"Let us swear an oath, and keep it with an equal mind,
In the hollow Lotus-land to live and lie reclined
On the hills like gods together, careless of mankind."
See the whole of the passage.

Had Horace known anything of natural science, he might not have gone so far to seek for the explanation of the seeming miracle.

Gibbon speaks contemptuously of many of the incidents recorded in this poem, asking, "How could a man of taste reflect on them the day after?" But the poem has much more than a merely literary interest; thanks to such passages as these, and to the charming tribute by Horace to his friends previously cited.

Nothing can better illustrate the footing of easy friendship on which he soon came to stand with Maecenas than the following poem, which must have been written before the year B.C. 32; for in that year Terentia became the mistress of the great palace on the Esquiline, and the allusion in the last verse is much too familiar to have been intended for her. Horace, whose delicacy of stomach was probably notorious, had apparently been the victim of a practical joke—a species of rough fun to which the Romans of the upper classes appear to have been particularly prone. It is difficult otherwise to understand how he could have stumbled at Maecenas's table on a dish so overdosed with garlic as that which provoked this humorous protest. From what we know of the abominations of an ordinary Roman banquet, the vegetable stew in this instance must have reached a climax of unusual atrocity.
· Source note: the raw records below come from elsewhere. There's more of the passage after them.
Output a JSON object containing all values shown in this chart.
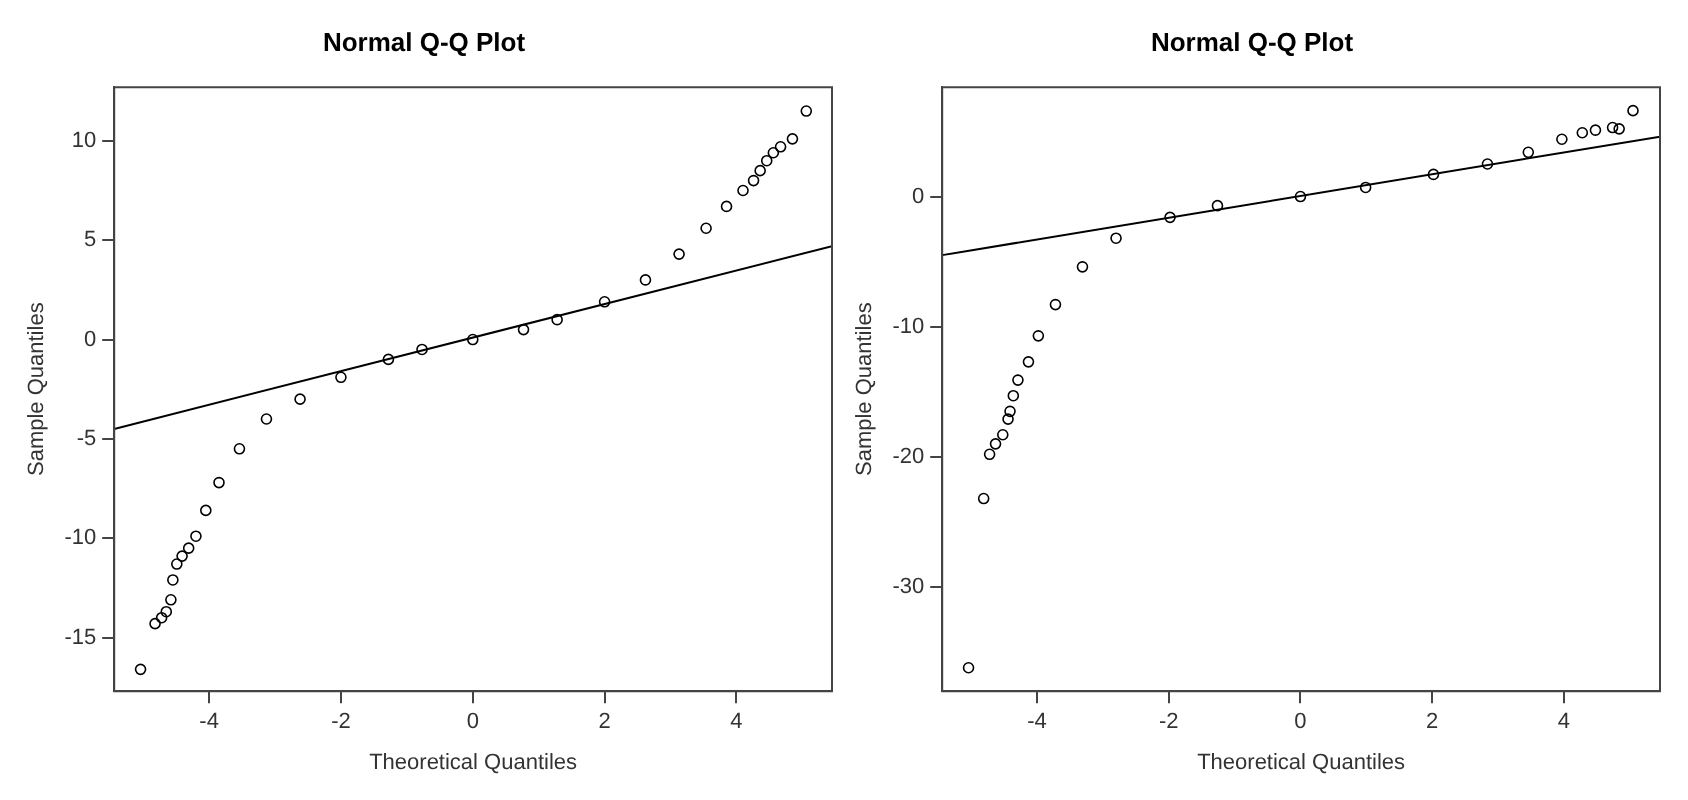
{
  "chart_data": [
    {
      "type": "scatter",
      "title": "Normal Q-Q Plot",
      "xlabel": "Theoretical Quantiles",
      "ylabel": "Sample Quantiles",
      "xlim": [
        -5.44,
        5.45
      ],
      "ylim": [
        -17.7,
        12.7
      ],
      "xticks": [
        -4,
        -2,
        0,
        2,
        4
      ],
      "yticks": [
        -15,
        -10,
        -5,
        0,
        5,
        10
      ],
      "grid": false,
      "marker": "circle",
      "series": [
        {
          "type": "scatter",
          "color": "#000000",
          "x": [
            -5.04,
            -4.82,
            -4.72,
            -4.65,
            -4.58,
            -4.55,
            -4.49,
            -4.41,
            -4.31,
            -4.2,
            -4.05,
            -3.85,
            -3.54,
            -3.13,
            -2.62,
            -2.0,
            -1.28,
            -0.77,
            0,
            0.77,
            1.28,
            2.0,
            2.62,
            3.13,
            3.54,
            3.85,
            4.1,
            4.26,
            4.36,
            4.46,
            4.56,
            4.67,
            4.85,
            5.06
          ],
          "values": [
            -16.6,
            -14.3,
            -14.0,
            -13.7,
            -13.1,
            -12.1,
            -11.3,
            -10.9,
            -10.5,
            -9.9,
            -8.6,
            -7.2,
            -5.5,
            -4.0,
            -3.0,
            -1.9,
            -1.0,
            -0.5,
            0,
            0.5,
            1.0,
            1.9,
            3.0,
            4.3,
            5.6,
            6.7,
            7.5,
            8.0,
            8.5,
            9.0,
            9.4,
            9.7,
            10.1,
            11.5
          ]
        },
        {
          "type": "line",
          "color": "#000000",
          "marker": "none",
          "x": [
            -5.44,
            5.45
          ],
          "values": [
            -4.5,
            4.7
          ]
        }
      ]
    },
    {
      "type": "scatter",
      "title": "Normal Q-Q Plot",
      "xlabel": "Theoretical Quantiles",
      "ylabel": "Sample Quantiles",
      "xlim": [
        -5.44,
        5.46
      ],
      "ylim": [
        -38,
        8.4
      ],
      "xticks": [
        -4,
        -2,
        0,
        2,
        4
      ],
      "yticks": [
        -30,
        -20,
        -10,
        0
      ],
      "grid": false,
      "marker": "circle",
      "series": [
        {
          "type": "scatter",
          "color": "#000000",
          "x": [
            -5.04,
            -4.81,
            -4.72,
            -4.63,
            -4.52,
            -4.44,
            -4.41,
            -4.36,
            -4.29,
            -4.13,
            -3.98,
            -3.72,
            -3.31,
            -2.8,
            -1.98,
            -1.26,
            0,
            0.99,
            2.02,
            2.84,
            3.46,
            3.97,
            4.28,
            4.48,
            4.74,
            4.84,
            5.05
          ],
          "values": [
            -36.2,
            -23.2,
            -19.8,
            -19.0,
            -18.3,
            -17.1,
            -16.5,
            -15.3,
            -14.1,
            -12.7,
            -10.7,
            -8.3,
            -5.4,
            -3.2,
            -1.6,
            -0.7,
            0,
            0.7,
            1.7,
            2.5,
            3.4,
            4.4,
            4.9,
            5.1,
            5.3,
            5.2,
            6.6
          ]
        },
        {
          "type": "line",
          "color": "#000000",
          "marker": "none",
          "x": [
            -5.44,
            5.46
          ],
          "values": [
            -4.5,
            4.6
          ]
        }
      ]
    }
  ]
}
"If his old father's throat any impious sinner
Has cut with unnatural hand to the bone,
Give him garlic, more noxious than hemlock, at dinner.
Ye gods! the strong stomachs that reapers must own!
"With what poison is this that my vitals are heated?
By viper's blood—certes, it cannot be less—
Stewed into the potherbs; can I have been cheated?
Or Canidia, did she cook the villainous mess?
"When Medea was struck by the handsome sea-rover,
Who in beauty outshone all his Argonaut band,
This mixture she took to lard Jason all over,
And so tamed the fire-breathing bulls to his hand.
"With this her fell presents she dyed and infected,
On his innocent leman avenging the slight
Of her terrible beauty, forsaken, neglected,
And then on her car, dragon-wafted, took flight.
"Never star on Apulia, the thirsty and arid,
Exhaled a more baleful or pestilent dew,
And the gift, which invincible Hercules carried,
Burned not to his bones more remorselessly through.
"Should you e'er long again for such relish as this is,
Devoutly I'll pray, wag Maecenas, I vow,
With her hand that your mistress arrest all your kisses,
And lie as far off as the couch will allow."
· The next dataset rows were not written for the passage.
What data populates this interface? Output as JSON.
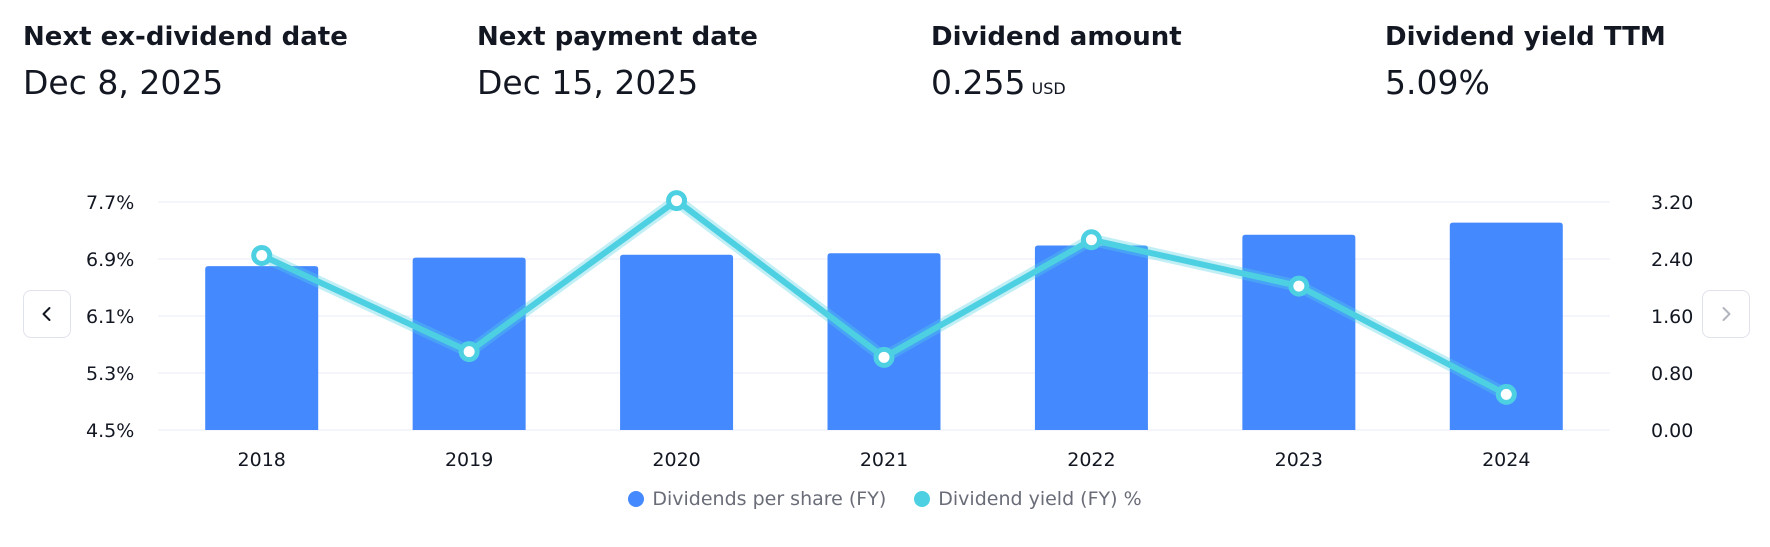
{
  "stats": [
    {
      "label": "Next ex-dividend date",
      "value": "Dec 8, 2025",
      "unit": ""
    },
    {
      "label": "Next payment date",
      "value": "Dec 15, 2025",
      "unit": ""
    },
    {
      "label": "Dividend amount",
      "value": "0.255",
      "unit": "USD"
    },
    {
      "label": "Dividend yield TTM",
      "value": "5.09%",
      "unit": ""
    }
  ],
  "colors": {
    "bar": "#4589ff",
    "line": "#4dd0e1",
    "grid": "#f0f3fa",
    "text": "#131722",
    "muted": "#6a6d78"
  },
  "nav": {
    "prev_icon": "chevron-left-icon",
    "next_icon": "chevron-right-icon"
  },
  "chart_data": {
    "type": "bar",
    "categories": [
      "2018",
      "2019",
      "2020",
      "2021",
      "2022",
      "2023",
      "2024"
    ],
    "series": [
      {
        "name": "Dividends per share (FY)",
        "type": "bar",
        "axis": "right",
        "values": [
          2.3,
          2.42,
          2.46,
          2.48,
          2.59,
          2.74,
          2.91
        ]
      },
      {
        "name": "Dividend yield (FY) %",
        "type": "line",
        "axis": "left",
        "values": [
          6.95,
          5.6,
          7.72,
          5.52,
          7.17,
          6.52,
          5.0
        ]
      }
    ],
    "left_axis": {
      "ticks": [
        "7.7%",
        "6.9%",
        "6.1%",
        "5.3%",
        "4.5%"
      ],
      "min": 4.5,
      "max": 7.7
    },
    "right_axis": {
      "ticks": [
        "3.20",
        "2.40",
        "1.60",
        "0.80",
        "0.00"
      ],
      "min": 0,
      "max": 3.2
    },
    "legend": {
      "position": "bottom"
    },
    "grid": true
  }
}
It is startling to our notions to find so direct a reference as that in the last verse to the "reigning favourite" of Maecenas; but what are we to think of the following lines, which point unequivocally to Maecenas's wife, in the following Ode addressed to her husband (Odes, II. 12)?
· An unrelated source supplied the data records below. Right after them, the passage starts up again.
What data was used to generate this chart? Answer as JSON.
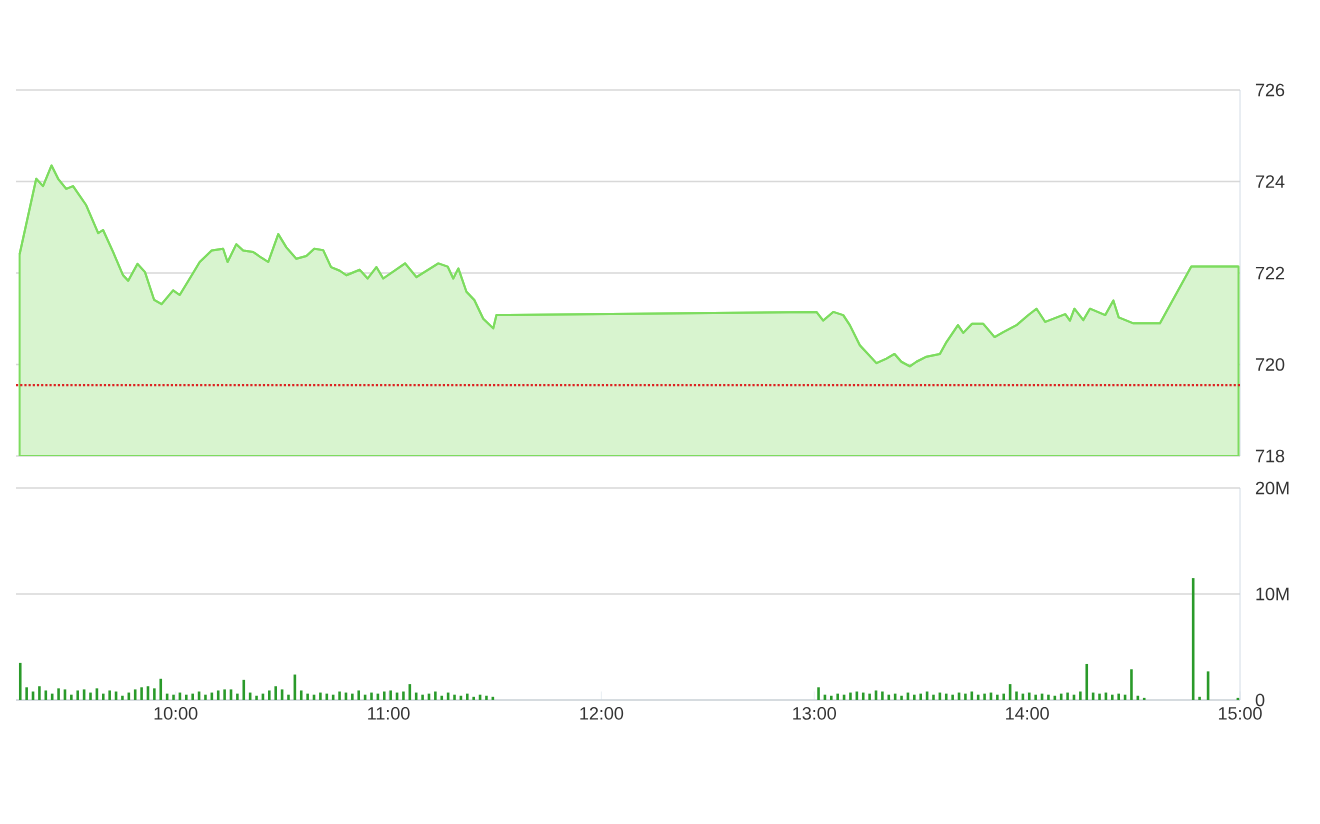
{
  "chart_data": [
    {
      "type": "area",
      "color": "#7ddc5f",
      "grid": "y",
      "tick_labels": "y",
      "xlim": [
        9.25,
        15
      ],
      "ylim": [
        718,
        726
      ],
      "yticks": [
        718,
        720,
        722,
        724,
        726
      ],
      "x": [
        9.267,
        9.345,
        9.377,
        9.417,
        9.448,
        9.486,
        9.518,
        9.58,
        9.636,
        9.659,
        9.706,
        9.753,
        9.777,
        9.821,
        9.856,
        9.899,
        9.934,
        9.988,
        10.019,
        10.082,
        10.113,
        10.169,
        10.223,
        10.244,
        10.285,
        10.317,
        10.364,
        10.401,
        10.435,
        10.482,
        10.52,
        10.567,
        10.614,
        10.651,
        10.693,
        10.73,
        10.771,
        10.802,
        10.865,
        10.902,
        10.943,
        10.975,
        11.078,
        11.131,
        11.234,
        11.278,
        11.304,
        11.328,
        11.366,
        11.403,
        11.445,
        11.492,
        11.507,
        13.01,
        13.042,
        13.089,
        13.136,
        13.167,
        13.214,
        13.292,
        13.339,
        13.377,
        13.409,
        13.449,
        13.48,
        13.527,
        13.59,
        13.621,
        13.675,
        13.7,
        13.741,
        13.794,
        13.847,
        13.888,
        13.95,
        14.006,
        14.044,
        14.085,
        14.179,
        14.201,
        14.222,
        14.264,
        14.295,
        14.367,
        14.405,
        14.43,
        14.499,
        14.624,
        14.771,
        14.993
      ],
      "values": [
        722.41,
        724.06,
        723.9,
        724.35,
        724.06,
        723.84,
        723.9,
        723.48,
        722.87,
        722.94,
        722.46,
        721.95,
        721.83,
        722.2,
        722.02,
        721.41,
        721.32,
        721.62,
        721.52,
        722.0,
        722.24,
        722.49,
        722.53,
        722.24,
        722.63,
        722.49,
        722.46,
        722.34,
        722.24,
        722.85,
        722.56,
        722.31,
        722.37,
        722.53,
        722.5,
        722.13,
        722.05,
        721.95,
        722.07,
        721.88,
        722.13,
        721.88,
        722.21,
        721.91,
        722.21,
        722.14,
        721.88,
        722.1,
        721.59,
        721.41,
        721.0,
        720.79,
        721.08,
        721.15,
        720.96,
        721.15,
        721.08,
        720.86,
        720.42,
        720.03,
        720.13,
        720.23,
        720.06,
        719.96,
        720.06,
        720.17,
        720.23,
        720.49,
        720.86,
        720.69,
        720.89,
        720.89,
        720.6,
        720.71,
        720.86,
        721.08,
        721.22,
        720.93,
        721.1,
        720.96,
        721.22,
        720.97,
        721.22,
        721.08,
        721.4,
        721.03,
        720.9,
        720.9,
        722.14,
        722.14
      ],
      "ref_lines": [
        {
          "axis": "y",
          "value": 719.55,
          "color": "#dd2222",
          "line_style": "dotted"
        }
      ]
    },
    {
      "type": "bar",
      "color": "#2a9a2a",
      "grid": "y",
      "xlim": [
        9.25,
        15
      ],
      "ylim": [
        0,
        20
      ],
      "xticks": [
        {
          "value": 10,
          "label": "10:00"
        },
        {
          "value": 11,
          "label": "11:00"
        },
        {
          "value": 12,
          "label": "12:00"
        },
        {
          "value": 13,
          "label": "13:00"
        },
        {
          "value": 14,
          "label": "14:00"
        },
        {
          "value": 15,
          "label": "15:00"
        }
      ],
      "yticks": [
        0,
        {
          "value": 10,
          "label": "10M"
        },
        {
          "value": 20,
          "label": "20M"
        }
      ],
      "x": [
        9.27,
        9.3,
        9.33,
        9.36,
        9.39,
        9.42,
        9.45,
        9.48,
        9.51,
        9.54,
        9.57,
        9.6,
        9.63,
        9.66,
        9.69,
        9.72,
        9.75,
        9.78,
        9.81,
        9.84,
        9.87,
        9.9,
        9.93,
        9.96,
        9.99,
        10.02,
        10.05,
        10.08,
        10.11,
        10.14,
        10.17,
        10.2,
        10.23,
        10.26,
        10.29,
        10.32,
        10.35,
        10.38,
        10.41,
        10.44,
        10.47,
        10.5,
        10.53,
        10.56,
        10.59,
        10.62,
        10.65,
        10.68,
        10.71,
        10.74,
        10.77,
        10.8,
        10.83,
        10.86,
        10.89,
        10.92,
        10.95,
        10.98,
        11.01,
        11.04,
        11.07,
        11.1,
        11.13,
        11.16,
        11.19,
        11.22,
        11.25,
        11.28,
        11.31,
        11.34,
        11.37,
        11.4,
        11.43,
        11.46,
        11.49,
        13.02,
        13.05,
        13.08,
        13.11,
        13.14,
        13.17,
        13.2,
        13.23,
        13.26,
        13.29,
        13.32,
        13.35,
        13.38,
        13.41,
        13.44,
        13.47,
        13.5,
        13.53,
        13.56,
        13.59,
        13.62,
        13.65,
        13.68,
        13.71,
        13.74,
        13.77,
        13.8,
        13.83,
        13.86,
        13.89,
        13.92,
        13.95,
        13.98,
        14.01,
        14.04,
        14.07,
        14.1,
        14.13,
        14.16,
        14.19,
        14.22,
        14.25,
        14.28,
        14.31,
        14.34,
        14.37,
        14.4,
        14.43,
        14.46,
        14.49,
        14.52,
        14.55,
        14.78,
        14.81,
        14.85,
        14.99
      ],
      "values": [
        3.5,
        1.2,
        0.8,
        1.3,
        0.9,
        0.6,
        1.1,
        1.0,
        0.5,
        0.9,
        1.0,
        0.7,
        1.1,
        0.6,
        0.9,
        0.8,
        0.4,
        0.7,
        1.0,
        1.2,
        1.3,
        1.1,
        2.0,
        0.6,
        0.5,
        0.7,
        0.5,
        0.6,
        0.8,
        0.5,
        0.7,
        0.9,
        1.0,
        1.0,
        0.6,
        1.9,
        0.7,
        0.4,
        0.6,
        0.9,
        1.3,
        1.0,
        0.5,
        2.4,
        0.9,
        0.6,
        0.5,
        0.7,
        0.6,
        0.5,
        0.8,
        0.7,
        0.6,
        0.9,
        0.5,
        0.7,
        0.6,
        0.8,
        0.9,
        0.7,
        0.8,
        1.5,
        0.7,
        0.5,
        0.6,
        0.8,
        0.4,
        0.7,
        0.5,
        0.4,
        0.6,
        0.3,
        0.5,
        0.4,
        0.3,
        1.2,
        0.5,
        0.4,
        0.6,
        0.5,
        0.7,
        0.8,
        0.7,
        0.6,
        0.9,
        0.8,
        0.5,
        0.6,
        0.4,
        0.7,
        0.5,
        0.6,
        0.8,
        0.5,
        0.7,
        0.6,
        0.5,
        0.7,
        0.6,
        0.8,
        0.5,
        0.6,
        0.7,
        0.5,
        0.6,
        1.5,
        0.8,
        0.6,
        0.7,
        0.5,
        0.6,
        0.5,
        0.4,
        0.6,
        0.7,
        0.5,
        0.8,
        3.4,
        0.7,
        0.6,
        0.7,
        0.5,
        0.6,
        0.5,
        2.9,
        0.4,
        0.2,
        11.5,
        0.3,
        2.7,
        0.2
      ]
    }
  ]
}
"Would you, friend, for Phrygia's hoarded gold,
Or all that Achaemenes' self possesses,
Or e'en for what Araby's coffers hold,
Barter one lock of her clustering tresses,
While she stoops her throat to your burning kiss,
Or, fondly cruel, the bliss denies you,
She would have you snatch, or will, snatching this
Herself, with a sweeter thrill surprise you?"

If Maecenas allowed his friends to write of his wife in this strain, it is scarcely to be wondered at if that coquettish and capricious lady gave, as she did, "that worthy man good grounds for uneasiness."